At last breaking a logjam of indecisive votes by the School Board and City Council, the Falls Church School Board provided a 4-2 majority Tuesday night to the motion to end the effort at developing the 36-acre high school and middle school campus site with a complicated and frustrating so-called “public private educational development” process. The process had two bidders competing to develop a plan that include a new or renovated high school and 10 acres of commercial development by the site located next to the West Falls Church Metro station.

Last week, the School Board was unable to make such a decision with a 3-3 tie vote, and then last night the City Council voted 4-3 to delay making a final decision for two more weeks. In Tuesday’s final vote, the winning majority was provided by School Board member Michael Ankuma, who cast his lot with the three who’d voted the week before for terminating the current process, Erin Gill, Phil Reitinger and Lawrence Webb.

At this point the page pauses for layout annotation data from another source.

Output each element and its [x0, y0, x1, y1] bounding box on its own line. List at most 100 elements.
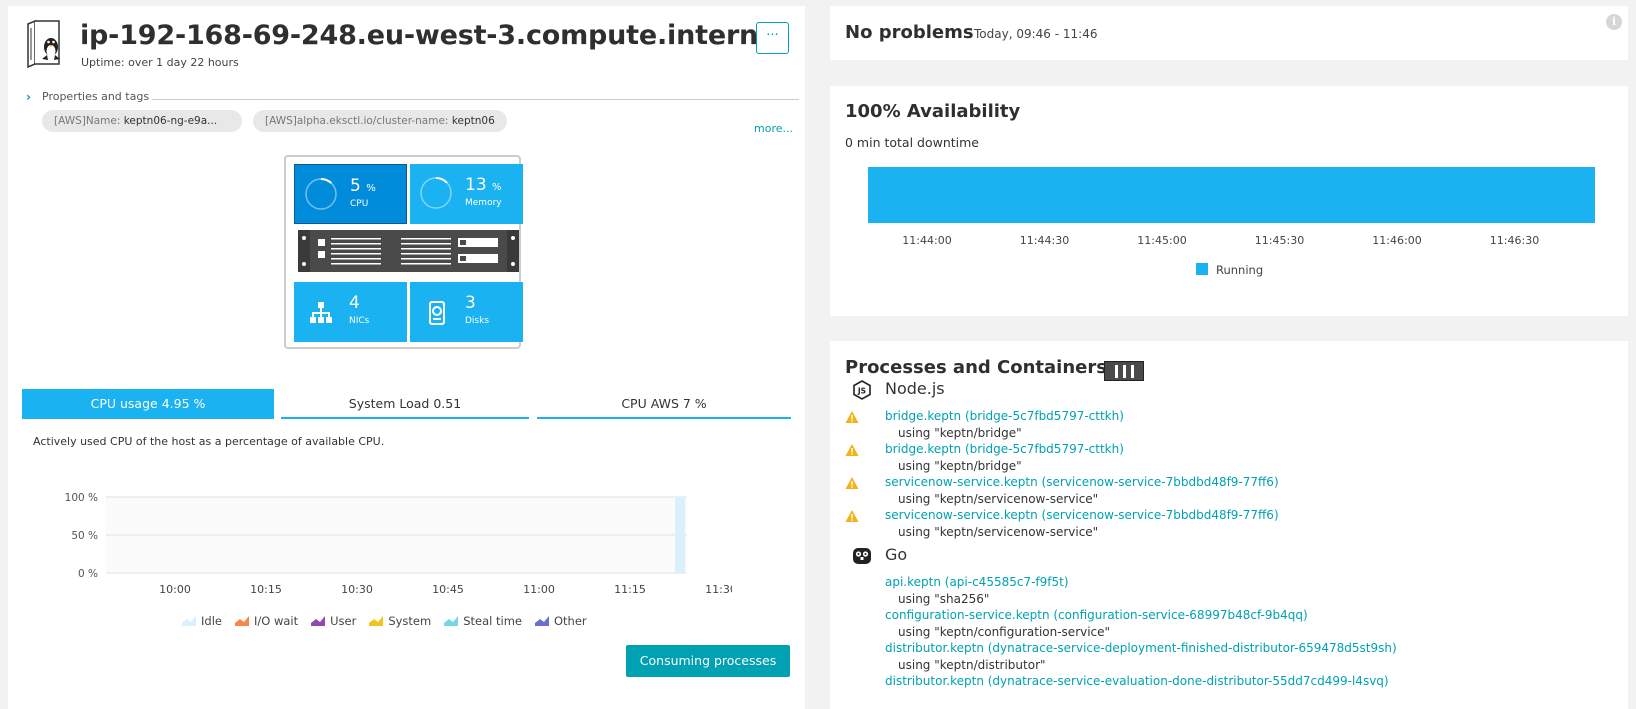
go-gopher-icon — [853, 548, 871, 564]
disks-value: 3 — [465, 293, 476, 313]
nics-tile[interactable]: 4 NICs — [294, 282, 407, 342]
process-link[interactable]: bridge.keptn (bridge-5c7fbd5797-cttkh) — [885, 442, 1124, 456]
tag-value: keptn06-ng-e9a... — [123, 115, 218, 127]
tag-chip[interactable]: [AWS]Name: keptn06-ng-e9a... — [42, 110, 242, 132]
process-item: api.keptn (api-c45585c7-f9f5t) using "sha… — [845, 575, 1615, 607]
y-tick-label: 100 % — [65, 492, 98, 504]
process-item: bridge.keptn (bridge-5c7fbd5797-cttkh) us… — [845, 442, 1615, 474]
process-item: distributor.keptn (dynatrace-service-eva… — [845, 674, 1615, 706]
process-link[interactable]: distributor.keptn (dynatrace-service-eva… — [885, 674, 1389, 688]
process-item: distributor.keptn (dynatrace-service-dep… — [845, 641, 1615, 673]
technology-name: Go — [885, 545, 908, 564]
x-tick-label: 11:30 — [705, 583, 732, 596]
idle-band — [675, 497, 685, 573]
processes-title: Processes and Containers — [845, 357, 1107, 378]
tag-chip[interactable]: [AWS]alpha.eksctl.io/cluster-name: keptn… — [253, 110, 507, 132]
process-image: using "keptn/bridge" — [898, 426, 1022, 440]
legend-item[interactable]: System — [369, 614, 431, 628]
legend-swatch — [311, 616, 326, 626]
process-link[interactable]: api.keptn (api-c45585c7-f9f5t) — [885, 575, 1069, 589]
x-tick-label: 10:00 — [159, 583, 191, 596]
legend-item[interactable]: I/O wait — [234, 614, 299, 628]
memory-tile[interactable]: 13 % Memory — [410, 164, 523, 224]
availability-panel: 100% Availability 0 min total downtime 1… — [830, 86, 1628, 316]
network-icon — [310, 302, 332, 323]
host-title: ip-192-168-69-248.eu-west-3.compute.inte… — [80, 20, 786, 51]
process-item: servicenow-service.keptn (servicenow-ser… — [845, 508, 1615, 540]
process-image: using "keptn/configuration-service" — [898, 625, 1111, 639]
consuming-processes-button[interactable]: Consuming processes — [626, 645, 790, 677]
linux-host-icon — [27, 20, 60, 69]
legend-swatch — [234, 616, 249, 626]
chevron-right-icon: › — [26, 90, 31, 104]
technology-name: Node.js — [885, 379, 945, 398]
x-tick-label: 10:15 — [250, 583, 282, 596]
properties-label: Properties and tags — [42, 90, 150, 103]
x-tick-label: 10:45 — [432, 583, 464, 596]
legend-label: System — [388, 614, 432, 628]
disks-label: Disks — [465, 316, 490, 326]
nics-value: 4 — [349, 293, 360, 313]
nodejs-icon: JS — [853, 380, 871, 400]
legend-swatch — [369, 616, 384, 626]
warning-icon — [845, 444, 859, 456]
container-icon — [1104, 361, 1144, 381]
cpu-chart-legend: Idle I/O wait User System Steal time Other — [182, 614, 600, 628]
cpu-value: 5 — [350, 176, 361, 196]
x-tick-label: 11:44:30 — [1020, 234, 1069, 247]
x-tick-label: 11:45:00 — [1137, 234, 1186, 247]
info-icon[interactable]: i — [1606, 14, 1622, 30]
legend-label: I/O wait — [253, 614, 299, 628]
running-bar — [868, 167, 1595, 223]
legend-label: Other — [553, 614, 587, 628]
legend-item[interactable]: Other — [534, 614, 587, 628]
tab-cpu-usage[interactable]: CPU usage 4.95 % — [22, 389, 274, 419]
tag-value: keptn06 — [451, 115, 495, 127]
cpu-tile[interactable]: 5 % CPU — [294, 164, 407, 224]
more-actions-button[interactable]: ··· — [756, 22, 789, 54]
x-tick-label: 11:15 — [614, 583, 646, 596]
x-tick-label: 11:45:30 — [1255, 234, 1304, 247]
process-image: using "sha256" — [898, 592, 990, 606]
disks-tile[interactable]: 3 Disks — [410, 282, 523, 342]
process-image: using "keptn/servicenow-service" — [898, 525, 1099, 539]
process-link[interactable]: servicenow-service.keptn (servicenow-ser… — [885, 508, 1279, 522]
legend-item[interactable]: User — [311, 614, 356, 628]
process-item: bridge.keptn (bridge-5c7fbd5797-cttkh) us… — [845, 409, 1615, 441]
host-infographic: 5 % CPU 13 % Memory 4 NICs 3 Disks — [284, 155, 523, 349]
problems-title: No problems — [845, 22, 974, 43]
warning-icon — [845, 411, 859, 423]
disk-icon — [429, 301, 445, 325]
y-tick-label: 0 % — [78, 568, 98, 580]
availability-chart: 11:44:00 11:44:30 11:45:00 11:45:30 11:46:00… — [868, 167, 1595, 277]
processes-panel: Processes and Containers JS Node.js bridge… — [830, 341, 1628, 709]
legend-swatch — [1196, 263, 1208, 275]
cpu-ring-icon — [305, 178, 337, 210]
process-image: using "keptn/bridge" — [898, 459, 1022, 473]
tab-description: Actively used CPU of the host as a perce… — [33, 435, 385, 448]
process-image: using "keptn/servicenow-service" — [898, 492, 1099, 506]
memory-label: Memory — [465, 198, 502, 208]
tag-key: [AWS]alpha.eksctl.io/cluster-name: — [265, 115, 449, 127]
warning-icon — [845, 510, 859, 522]
legend-label: User — [330, 614, 357, 628]
legend-swatch — [182, 616, 196, 626]
legend-swatch — [534, 616, 549, 626]
tab-system-load[interactable]: System Load 0.51 — [281, 389, 529, 419]
properties-and-tags-toggle[interactable]: › Properties and tags — [26, 90, 799, 104]
legend-label: Steal time — [463, 614, 522, 628]
more-tags-link[interactable]: more... — [754, 122, 793, 135]
legend-item[interactable]: Steal time — [444, 614, 522, 628]
process-link[interactable]: servicenow-service.keptn (servicenow-ser… — [885, 475, 1279, 489]
process-link[interactable]: configuration-service.keptn (configurati… — [885, 608, 1308, 622]
process-link[interactable]: distributor.keptn (dynatrace-service-dep… — [885, 641, 1397, 655]
tab-cpu-aws[interactable]: CPU AWS 7 % — [537, 389, 791, 419]
problems-panel: No problems Today, 09:46 - 11:46 i — [830, 6, 1628, 60]
memory-ring-icon — [420, 177, 452, 209]
y-tick-label: 50 % — [71, 530, 98, 542]
x-tick-label: 11:46:30 — [1490, 234, 1539, 247]
x-tick-label: 11:46:00 — [1372, 234, 1421, 247]
legend-item[interactable]: Idle — [182, 614, 222, 628]
server-rack-icon — [298, 230, 519, 272]
process-link[interactable]: bridge.keptn (bridge-5c7fbd5797-cttkh) — [885, 409, 1124, 423]
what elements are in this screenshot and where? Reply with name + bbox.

According to News-Press sources, the regional commercial development community has not wasted any time perking up to Tuesday’s move, eager to focus on how to turn the 10 undeveloped acres by the West Falls Church Metro into a windfall for the City, its schools and, of course, themselves. Eager to jump in with plans for a “highest and best use” of the 10 prime acres, it is not known if some unsolicited proposals will be on the Falls Church City Hall doorstep before the end of this week.

As for the prospect of getting a new or renovated high school built, the School Board is now free to issue a “request for proposal” to those developer interests who specialize in such things, without tying them to the requirement for commercial development, as well. The Public Private process had, since last October, bound the City and its schools to a highly secretive process, since there were two competitive bidders, releasing the process from that restriction will allow the entire Falls Church community to become much more engaged in public discussions on how to proceed with the high school project, and at what price, in a way that will make far more likely the passage of a bond referendum for its development probably not before the end of next year.